Monday, May 22, 2006
The other night I attended the Preview Showing for the new group shop, Scuttlebutt Antiques, which is opening to the public this Saturday, May 27, 2006. Strong turn-out of dealers, auctioneers, antiques show managers, the news media and the public, and the food was fabulous!
Darren and April Gilbert with Dawn and Jeff Wright are the two couples who co-own and operate this new three floor antiques shop. They recently purchased and updated a large former gift shop, located on Route One just south of Rockland, Maine. It's a great location on Route 1 includes a huge parking lot. It's a wonderful building - they were able to save much of the former gift shop's original nautical-themed pine cabinetry and decorative accents, including the mahogany front country and the authentic antique Fresnel brass lights that adorn the front entrance.

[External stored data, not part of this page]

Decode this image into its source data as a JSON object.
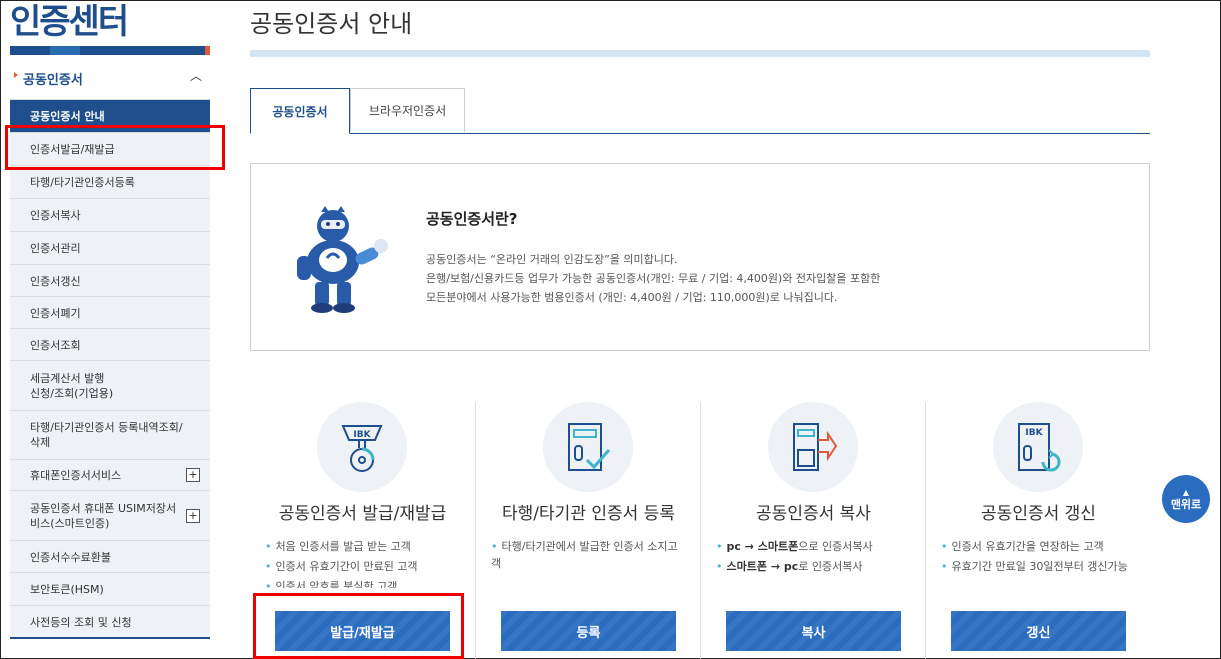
{
  "sidebar": {
    "title": "인증센터",
    "group_label": "공동인증서",
    "items": [
      {
        "label": "공동인증서 안내"
      },
      {
        "label": "인증서발급/재발급"
      },
      {
        "label": "타행/타기관인증서등록"
      },
      {
        "label": "인증서복사"
      },
      {
        "label": "인증서관리"
      },
      {
        "label": "인증서갱신"
      },
      {
        "label": "인증서폐기"
      },
      {
        "label": "인증서조회"
      },
      {
        "label": "세금계산서 발행\n신청/조회(기업용)"
      },
      {
        "label": "타행/타기관인증서 등록내역조회/삭제"
      },
      {
        "label": "휴대폰인증서서비스"
      },
      {
        "label": "공동인증서 휴대폰 USIM저장서비스(스마트인증)"
      },
      {
        "label": "인증서수수료환불"
      },
      {
        "label": "보안토큰(HSM)"
      },
      {
        "label": "사전등의 조회 및 신청"
      }
    ]
  },
  "main": {
    "page_title": "공동인증서 안내",
    "tabs": [
      {
        "label": "공동인증서"
      },
      {
        "label": "브라우저인증서"
      }
    ],
    "info": {
      "heading": "공동인증서란?",
      "line1": "공동인증서는 “온라인 거래의 인감도장”을 의미합니다.",
      "line2": "은행/보험/신용카드등 업무가 가능한 공동인증서(개인: 무료 / 기업: 4,400원)와 전자입찰을 포함한",
      "line3": "모든분야에서 사용가능한 범용인증서 (개인: 4,400원 / 기업: 110,000원)로 나눠집니다."
    },
    "cards": [
      {
        "icon": "certificate-issue-icon",
        "title": "공동인증서 발급/재발급",
        "bullets": [
          "처음 인증서를 발급 받는 고객",
          "인증서 유효기간이 만료된 고객",
          "인증서 암호를 분실한 고객"
        ],
        "button": "발급/재발급"
      },
      {
        "icon": "register-check-icon",
        "title": "타행/타기관 인증서 등록",
        "bullets": [
          "타행/타기관에서 발급한 인증서 소지고객"
        ],
        "button": "등록"
      },
      {
        "icon": "copy-transfer-icon",
        "title": "공동인증서 복사",
        "bullets_rich": [
          {
            "a": "pc",
            "arrow": " → ",
            "b": "스마트폰",
            "rest": "으로 인증서복사"
          },
          {
            "a": "스마트폰",
            "arrow": " → ",
            "b": "pc",
            "rest": "로 인증서복사"
          }
        ],
        "button": "복사"
      },
      {
        "icon": "renew-icon",
        "title": "공동인증서 갱신",
        "bullets": [
          "인증서 유효기간을 연장하는 고객",
          "유효기간 만료일 30일전부터 갱신가능"
        ],
        "button": "갱신"
      }
    ],
    "top_button": "맨위로",
    "ibk_text": "IBK"
  },
  "colors": {
    "brand": "#1f4e8c",
    "button": "#2a6cc0",
    "highlight": "#e00000"
  }
}
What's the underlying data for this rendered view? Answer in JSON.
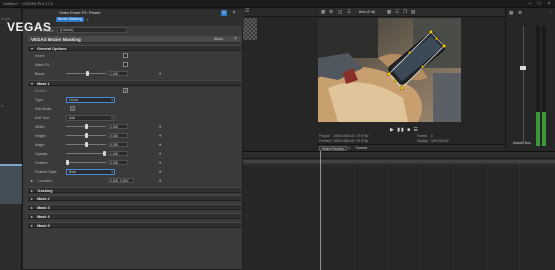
{
  "window": {
    "title": "Untitled * - VEGAS Pro 17.0",
    "min": "–",
    "max": "□",
    "close": "×"
  },
  "left_panel": {
    "ghost_label_1": "Vegas",
    "ghost_label_2": "fx"
  },
  "fx_window": {
    "title": "Video Event FX: Phone",
    "active_chip": "Bezier Masking",
    "chip_close": "×",
    "logo": "VEGAS",
    "preset_label": "Preset:",
    "preset_value": "(Default)",
    "plugin_name": "VEGAS Bezier Masking",
    "about": "About",
    "help": "?",
    "sections": {
      "general": "General Options",
      "mask1": "Mask 1",
      "tracking": "Tracking",
      "mask2": "Mask 2",
      "mask3": "Mask 3",
      "mask4": "Mask 4",
      "mask5": "Mask 5"
    },
    "general_options": {
      "invert_label": "Invert:",
      "mask_fx_label": "Mask FX:",
      "blend_label": "Blend:",
      "blend_value": "1.000",
      "blend_level": 0.55
    },
    "mask1": {
      "enable_label": "Enable:",
      "type_label": "Type:",
      "type_value": "Curve",
      "edit_mode_label": "Edit Mode:",
      "edit_tool_label": "Edit Tool:",
      "edit_tool_value": "Add",
      "width_label": "Width:",
      "width_value": "0.000",
      "width_level": 0.5,
      "height_label": "Height:",
      "height_value": "0.000",
      "height_level": 0.5,
      "angle_label": "Angle:",
      "angle_value": "0.000",
      "angle_level": 0.5,
      "opacity_label": "Opacity:",
      "opacity_value": "1.000",
      "opacity_level": 1.0,
      "feather_label": "Feather:",
      "feather_value": "0.000",
      "feather_level": 0.0,
      "feather_style_label": "Feather Style:",
      "feather_style_value": "Both",
      "location_label": "Location:",
      "location_value": "0.500, 0.500"
    },
    "pin_glyph": "⌖"
  },
  "preview": {
    "quality": "Best (Full)",
    "project_label": "Project:",
    "project_value": "1920x1080x32, 29.970p",
    "preview_label": "Preview:",
    "preview_value": "1920x1080x32, 29.970p",
    "display_label": "Display:",
    "display_value": "157x115x32",
    "frame_label": "Frame:",
    "frame_value": "0",
    "video_info": "Video Preview",
    "trimmer": "Trimmer",
    "transport_glyphs": "▶ ▮▮ ■ ☰"
  },
  "master": {
    "label": "Master Bus"
  },
  "timeline": {
    "ticks": [
      "00:00:00;00",
      "00:00:05;00",
      "00:00:10;00",
      "00:00:15;00",
      "00:00:20;00",
      "00:00:25;00",
      "00:00:30;00",
      "00:00:35;00",
      "00:00:40;00"
    ]
  },
  "colors": {
    "accent": "#2d79c7",
    "mask_path": "#e0e0e0",
    "mask_points": "#ffd400",
    "meter": "#3a9a3a"
  }
}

Both couples have extensive experience in the antiques trade, having worked in retail and wholesale sales, auctions, and group shops.
It's a light and bright shop, with a very open and airy floor plan and wide aisles. Already most of the first floor is rented to local and not-so-local dealers; at the moment, the shop only has a few showcases and a few pine stepback display cupboards available on the main floor.
The second floor - called the Sail Loft - is divided into small booths, and is perfect for dealers specializing in small furniture and other small antiques. The lower floor hasn't been completed yet, but should be by the end of the summer.
One of the really interesting features of this shop is that it has an elevator!! Not too many multiple story shops have their own elevator, and usually dealers have to lug their merchandise up and down stairs. Scuttlebutt Antiques' elevator allows dealers to load theier furniture and boxes of stock into the elevator, minimizing the time and effort it takes to haul things into their booths. More importantly, this elevator is large enough to accommodate the disabled, making the entire shop available for everyone to shop.
Rather than trying to just fill space at Scuttlebutt, the owners decided early on that they would be quite particular about the quality of antiques the shop would offer. They have been careful about which dealers they wanted to include, and have turned down a few who handle lower-grade merchandise. They've been quite successful in attracting good dealers who have years of knowledge and experience; most of these dealers offer antiques from the 19th century, and the variety is fabulous.
At the preview, I noticed that almost all of the booths had 18th and 19th century antiques. The range was quite impressive - formal and country furniture with a strong range of good painted furniture, mirrors, folk art, stoneware, lots of English and American glass and china, baskets, lighting, jewelry, sewing tools, paintings and drawings, toleware, nice early treen, and many other categories which I can't remember at the moment. Plenty of quality, and the prices are equal or below most of the better shops along Route One.
Several sales were made at the Preview, and two spaces were rented out to a couple of dealers who came to the Preview to see how the shop looked. Both are good signs that Scuttlebutt Antiques is on it's way to being a very succussful shop!